Provably Robust Multi-bit Watermarking for AI-generated Text via Error Correction Code

Wenjie Qu,Dong Yin,Zixin He,Wei Zou,Tianyang Tao,Jinyuan Jia,Jiaheng Zhang
2024-04-16
Abstract:Large Language Models (LLMs) have been widely deployed for their remarkable capability to generate texts resembling human language. However, they could be misused by criminals to create deceptive content, such as fake news and phishing emails, which raises ethical concerns. Watermarking is a key technique to mitigate the misuse of LLMs, which embeds a watermark (e.g., a bit string) into a text generated by a LLM. Consequently, this enables the detection of texts generated by a LLM as well as the tracing of generated texts to a specific user. The major limitation of existing watermark techniques is that they cannot accurately or efficiently extract the watermark from a text, especially when the watermark is a long bit string. This key limitation impedes their deployment for real-world applications, e.g., tracing generated texts to a specific user.
Cryptography and Security
What problem does this paper attempt to address?

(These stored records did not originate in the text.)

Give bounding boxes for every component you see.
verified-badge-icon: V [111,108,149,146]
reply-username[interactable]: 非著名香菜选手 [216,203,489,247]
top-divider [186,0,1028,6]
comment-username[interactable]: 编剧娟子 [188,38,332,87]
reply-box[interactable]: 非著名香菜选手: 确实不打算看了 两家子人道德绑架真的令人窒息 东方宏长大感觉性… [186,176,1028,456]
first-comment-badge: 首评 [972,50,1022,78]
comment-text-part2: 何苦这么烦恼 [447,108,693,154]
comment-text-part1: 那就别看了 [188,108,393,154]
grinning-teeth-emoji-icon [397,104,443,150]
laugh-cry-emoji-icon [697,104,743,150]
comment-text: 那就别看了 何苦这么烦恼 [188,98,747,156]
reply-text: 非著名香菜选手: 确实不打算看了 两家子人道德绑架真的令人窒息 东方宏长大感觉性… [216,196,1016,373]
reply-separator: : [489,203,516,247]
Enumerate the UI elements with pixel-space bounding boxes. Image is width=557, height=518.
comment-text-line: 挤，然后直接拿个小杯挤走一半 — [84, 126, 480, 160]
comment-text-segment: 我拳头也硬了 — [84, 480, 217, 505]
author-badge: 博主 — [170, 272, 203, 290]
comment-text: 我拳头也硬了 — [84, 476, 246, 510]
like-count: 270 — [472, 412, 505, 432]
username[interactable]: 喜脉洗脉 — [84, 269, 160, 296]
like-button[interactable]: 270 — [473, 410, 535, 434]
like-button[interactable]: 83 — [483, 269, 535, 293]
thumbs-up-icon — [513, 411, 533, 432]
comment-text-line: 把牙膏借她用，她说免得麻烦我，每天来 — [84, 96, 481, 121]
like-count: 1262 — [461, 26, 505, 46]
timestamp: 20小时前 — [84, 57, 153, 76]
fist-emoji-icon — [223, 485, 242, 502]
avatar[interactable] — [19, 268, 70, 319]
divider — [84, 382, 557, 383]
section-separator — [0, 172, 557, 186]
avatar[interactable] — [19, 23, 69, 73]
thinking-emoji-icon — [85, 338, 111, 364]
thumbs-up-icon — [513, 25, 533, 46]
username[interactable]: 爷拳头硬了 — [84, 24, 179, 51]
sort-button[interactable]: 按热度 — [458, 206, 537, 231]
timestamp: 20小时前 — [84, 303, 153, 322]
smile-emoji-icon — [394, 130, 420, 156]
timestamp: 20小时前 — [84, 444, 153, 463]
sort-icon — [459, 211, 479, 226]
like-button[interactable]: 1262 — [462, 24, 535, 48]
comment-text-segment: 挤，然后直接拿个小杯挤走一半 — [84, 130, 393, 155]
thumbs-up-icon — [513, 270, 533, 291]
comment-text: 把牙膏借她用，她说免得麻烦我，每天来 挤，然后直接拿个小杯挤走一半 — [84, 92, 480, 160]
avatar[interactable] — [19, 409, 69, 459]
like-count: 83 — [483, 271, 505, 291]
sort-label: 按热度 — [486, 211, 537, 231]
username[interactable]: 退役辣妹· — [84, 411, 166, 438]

### Problems Addressed by the Paper The paper aims to address issues in watermarking techniques for text generated by large language models (LLMs). Specifically, existing watermarking techniques struggle to accurately and efficiently extract watermarks when embedding long bit strings, especially after the text has been modified (e.g., through insertion, deletion, or replacement of characters). This limitation hinders the deployment of watermarking techniques in practical applications. The paper proposes a novel multi-bit watermarking method based on error-correcting codes (ECC) to overcome these challenges. The method is theoretically proven to correctly extract watermarks under limited adversarial editing operations and provides verifiable robustness guarantees. Additionally, experimental results show that the method significantly outperforms existing baseline methods on benchmark datasets in terms of accuracy and robustness. For example, when embedding a bit string of length 12 in a generated text containing 200 tokens, the method achieves a match rate of 98.4%, far surpassing the 85.6% of the best existing method by Yoo et al. Even under a copy-paste attack with 50 injected tokens, the method maintains a match rate of 90.8%, while Yoo et al.'s method drops to below 65%. In summary, the paper primarily addresses the issues of accuracy and robustness in embedding and extracting long bit strings in existing watermarking techniques, providing an efficient and reliable solution.